Untuk kubu Jokowi, tampak tidak terlalu terlihat didukung akun-akun yang berafiliasi dengan partai. Jokowi lebih didukung akun-akun dari relawan. Diantaranya @Jokowi4Me, @PDI_Perjuangan, @InfoJKW4P, @Jokowi_Ina, @Bara_Jokowi, @Relawan_Jokowi.

Menurut Yose, ada kelebihan dan kekurangan dari kedua cara di atas. Tim Prabowo tampak menyadari pentingnya kampanye di media sosial dengan mengerahkan akun-akun yang ada dalam jaringan dan jelas ada semacam prosedur dalam bergerak maupun merespons isu.

“Kampanye media sosial Prabowo lebih rapi. Ada keseragaman dalam menjelaskan dan menjawab berbagai isu yang berkembang,” kata Yose. Pasukan media sosial Prabowo cenderung tidak emosional dalam merespon berbagai serangan yang terjadi.

“Kekurangannya karena akun-akun ini berasal dari jaringan sosial yang sama, memiilki keterbatasan dalam menjangkau netizen secara luas,” kata Yose.

Hal yang sebaliknya terjadi pada kubu Jokowi. Karena bertumpu pada jaringan relawan, kampanye Jokowi kurang seragam. “Ada berbagai respon yang berbeda terhadap berbagai isu.
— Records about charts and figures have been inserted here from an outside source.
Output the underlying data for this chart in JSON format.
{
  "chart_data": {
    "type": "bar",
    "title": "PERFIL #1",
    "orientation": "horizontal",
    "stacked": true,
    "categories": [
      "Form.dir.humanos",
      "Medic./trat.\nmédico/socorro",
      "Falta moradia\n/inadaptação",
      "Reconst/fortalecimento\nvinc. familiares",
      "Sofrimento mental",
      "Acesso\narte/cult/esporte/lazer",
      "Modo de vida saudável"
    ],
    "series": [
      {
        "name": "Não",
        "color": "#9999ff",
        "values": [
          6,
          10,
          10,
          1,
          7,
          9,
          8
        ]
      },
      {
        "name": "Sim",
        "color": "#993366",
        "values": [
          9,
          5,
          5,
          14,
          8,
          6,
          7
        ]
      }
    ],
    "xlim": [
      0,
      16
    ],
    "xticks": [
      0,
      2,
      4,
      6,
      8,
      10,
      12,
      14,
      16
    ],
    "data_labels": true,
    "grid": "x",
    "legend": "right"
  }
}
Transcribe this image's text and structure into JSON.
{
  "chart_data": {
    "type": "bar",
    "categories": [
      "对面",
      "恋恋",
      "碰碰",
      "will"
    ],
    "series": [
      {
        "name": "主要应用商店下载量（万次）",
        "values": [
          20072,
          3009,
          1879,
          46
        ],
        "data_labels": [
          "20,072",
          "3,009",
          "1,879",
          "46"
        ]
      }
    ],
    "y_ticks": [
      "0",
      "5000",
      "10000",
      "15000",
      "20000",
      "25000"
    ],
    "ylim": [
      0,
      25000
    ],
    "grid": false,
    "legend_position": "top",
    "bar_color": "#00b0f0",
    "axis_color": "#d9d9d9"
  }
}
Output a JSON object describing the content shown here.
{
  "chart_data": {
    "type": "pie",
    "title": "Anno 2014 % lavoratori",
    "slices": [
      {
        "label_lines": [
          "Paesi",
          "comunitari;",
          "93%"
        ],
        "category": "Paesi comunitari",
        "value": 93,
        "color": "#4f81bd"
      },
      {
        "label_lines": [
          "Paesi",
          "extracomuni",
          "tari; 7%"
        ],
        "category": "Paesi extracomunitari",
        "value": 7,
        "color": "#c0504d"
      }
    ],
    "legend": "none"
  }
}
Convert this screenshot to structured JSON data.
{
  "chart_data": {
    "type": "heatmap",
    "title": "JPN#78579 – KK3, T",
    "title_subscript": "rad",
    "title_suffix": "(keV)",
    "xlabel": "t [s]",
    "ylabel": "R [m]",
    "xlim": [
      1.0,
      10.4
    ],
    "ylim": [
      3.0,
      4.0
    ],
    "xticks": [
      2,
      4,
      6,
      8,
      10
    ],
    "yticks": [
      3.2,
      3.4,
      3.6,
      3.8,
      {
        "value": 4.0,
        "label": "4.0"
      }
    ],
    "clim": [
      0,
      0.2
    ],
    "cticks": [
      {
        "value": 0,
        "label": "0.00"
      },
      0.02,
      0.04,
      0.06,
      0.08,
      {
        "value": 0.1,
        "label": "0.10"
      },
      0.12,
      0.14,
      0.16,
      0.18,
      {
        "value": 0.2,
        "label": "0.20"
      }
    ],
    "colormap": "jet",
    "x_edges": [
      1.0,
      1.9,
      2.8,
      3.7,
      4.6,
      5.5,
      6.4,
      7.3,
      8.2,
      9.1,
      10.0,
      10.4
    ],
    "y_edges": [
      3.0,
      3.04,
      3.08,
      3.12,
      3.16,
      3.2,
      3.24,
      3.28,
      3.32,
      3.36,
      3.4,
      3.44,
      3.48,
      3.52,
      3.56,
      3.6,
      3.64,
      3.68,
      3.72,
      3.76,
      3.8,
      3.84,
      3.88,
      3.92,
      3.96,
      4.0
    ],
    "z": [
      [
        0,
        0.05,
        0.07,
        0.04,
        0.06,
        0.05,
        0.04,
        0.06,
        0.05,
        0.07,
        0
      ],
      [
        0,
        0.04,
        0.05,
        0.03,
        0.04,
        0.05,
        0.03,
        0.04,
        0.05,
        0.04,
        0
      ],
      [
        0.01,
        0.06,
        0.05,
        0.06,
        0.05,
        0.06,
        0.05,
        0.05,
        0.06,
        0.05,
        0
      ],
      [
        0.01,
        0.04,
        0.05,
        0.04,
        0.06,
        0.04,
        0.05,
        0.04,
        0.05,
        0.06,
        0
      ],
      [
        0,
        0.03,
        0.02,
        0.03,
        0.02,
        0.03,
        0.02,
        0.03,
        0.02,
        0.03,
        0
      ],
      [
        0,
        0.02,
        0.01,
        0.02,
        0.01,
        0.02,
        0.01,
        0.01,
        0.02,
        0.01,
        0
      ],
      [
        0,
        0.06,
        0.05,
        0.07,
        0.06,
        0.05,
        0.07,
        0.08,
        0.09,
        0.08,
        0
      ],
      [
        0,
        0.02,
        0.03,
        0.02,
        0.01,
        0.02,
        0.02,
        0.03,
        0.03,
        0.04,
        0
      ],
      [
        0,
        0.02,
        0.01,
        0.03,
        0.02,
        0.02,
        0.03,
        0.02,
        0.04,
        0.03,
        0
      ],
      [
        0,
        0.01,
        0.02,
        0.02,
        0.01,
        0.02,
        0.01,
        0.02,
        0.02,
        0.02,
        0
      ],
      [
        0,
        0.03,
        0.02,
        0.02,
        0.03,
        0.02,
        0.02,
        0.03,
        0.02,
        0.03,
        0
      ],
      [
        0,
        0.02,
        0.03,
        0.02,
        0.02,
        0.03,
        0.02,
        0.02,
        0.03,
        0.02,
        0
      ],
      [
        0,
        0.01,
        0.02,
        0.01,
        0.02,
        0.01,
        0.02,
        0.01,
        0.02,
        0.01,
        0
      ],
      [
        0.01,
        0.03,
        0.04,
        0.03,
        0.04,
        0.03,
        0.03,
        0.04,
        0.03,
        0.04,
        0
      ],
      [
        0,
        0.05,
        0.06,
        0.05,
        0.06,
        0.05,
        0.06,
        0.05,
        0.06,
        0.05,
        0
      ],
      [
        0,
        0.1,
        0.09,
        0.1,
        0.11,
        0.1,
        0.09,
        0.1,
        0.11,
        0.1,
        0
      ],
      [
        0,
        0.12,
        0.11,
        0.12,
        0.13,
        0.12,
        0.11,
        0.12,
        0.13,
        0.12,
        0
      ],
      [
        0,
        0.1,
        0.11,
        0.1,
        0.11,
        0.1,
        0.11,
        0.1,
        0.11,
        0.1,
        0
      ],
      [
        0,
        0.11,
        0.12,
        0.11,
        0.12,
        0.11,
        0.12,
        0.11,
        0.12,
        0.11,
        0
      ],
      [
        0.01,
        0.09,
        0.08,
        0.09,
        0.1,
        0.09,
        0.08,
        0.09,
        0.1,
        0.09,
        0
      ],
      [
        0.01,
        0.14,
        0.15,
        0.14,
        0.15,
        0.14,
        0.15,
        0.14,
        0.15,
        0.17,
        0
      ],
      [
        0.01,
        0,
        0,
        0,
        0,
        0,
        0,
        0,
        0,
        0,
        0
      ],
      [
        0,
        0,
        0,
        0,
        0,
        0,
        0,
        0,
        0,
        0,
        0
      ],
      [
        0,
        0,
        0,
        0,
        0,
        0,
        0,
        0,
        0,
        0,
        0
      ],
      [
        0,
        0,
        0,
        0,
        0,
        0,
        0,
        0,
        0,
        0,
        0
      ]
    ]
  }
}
Tidak semua gugus relawan memiliki pemahaman isu yang sama,” kata Yose.

Dampak negatif lain, letupan emosi sering terlihat dalam merespon berbagai serangan. “Kelebihannya karena komunikasi terjadi dalam banyak gugus relawan, jumlah dan jangkauan percakapan tentang Jokowi menjadi luas,” kata Yose.

Percakapan mengenai Jokowi – JK pada Senin lalu mencapa 74.355 percakapan dan Prabowo –Hatta Rajasa sebesar 16.168 percakapan. Jumlah netizen yang membicarakan Jokowi – JK mencapai 26.944 sementara Prabowo – Hatta sebanyak 5.529 netizen.

Jokowi – JK mendapat apresiasi positif terutama untuk topik yang berkaitan dengan penguatan IHSG dan apresiasi terhadap nilai tukar rupiah. Isu negatif mengenai Jokowi yang masih disebut capres boneka dan duet Jokowi – JK disebutkan sebagai duet yang prospektif namun penuh duri.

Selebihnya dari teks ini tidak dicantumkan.